Department of Spanish and Portuguese

haidt.1@osu.edu

Areas of Expertise

  • 18th & 19th century Spain
  • Spanish cultural studies
  • Visual, material, urban cultures

Education

  • Ph.D., Washington University in St. Louis, 1992
  • A.M., Washington University in St. Louis, 1989
  • A.B., Washington University in St. Louis, cum laude, 1983

Rebecca Haidt trained in Comparative Literature at Washington University in St. Louis. She has taught at The Ohio State University since 1992. Her research covers a range of topics in eighteenth- and nineteenth-century Spanish cultural studies.  Areas of inquiry include body, gender, urban imaginaries, early photography, eighteenth- and nineteenth-century visual cultures, urban studies, material culture, costume and clothing histories, costumbrismo, popular theatre, narrative, exchange networks, and print cultures. She is on the advisory and editorial boards of Revista de Estudios HispánicosDecimonónica, Dieciocho, and Studies in Voltaire and the Eighteenth Century. Her three books are Embodying Enlightenment: Knowing the Body in Eighteenth-Century Spanish Literature and Culture (St.
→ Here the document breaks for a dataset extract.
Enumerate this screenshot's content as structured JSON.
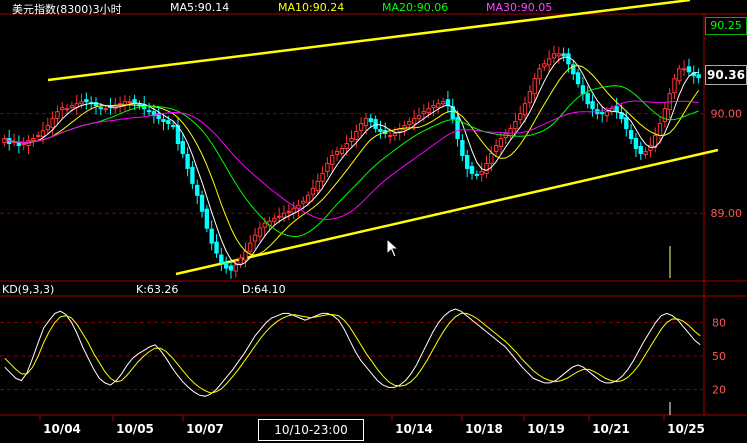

Martin's Press, 1998; winner of the MLA's Katherine Singer Kovacs Prize); Seduction and Sacrilege: Rhetorical Power in Fray Gerundio de Campazas (Bucknell University Press, 2002): and Women, work and clothing in eighteenth-century Spain (The Voltaire  Foundation-University of Oxford, 2012). 

Currently she is working on three book projects: a study of early nineteenth century urban visual cultures; a study of majos; and a translation of nineteenth-century poetry, with a critical introduction and notes.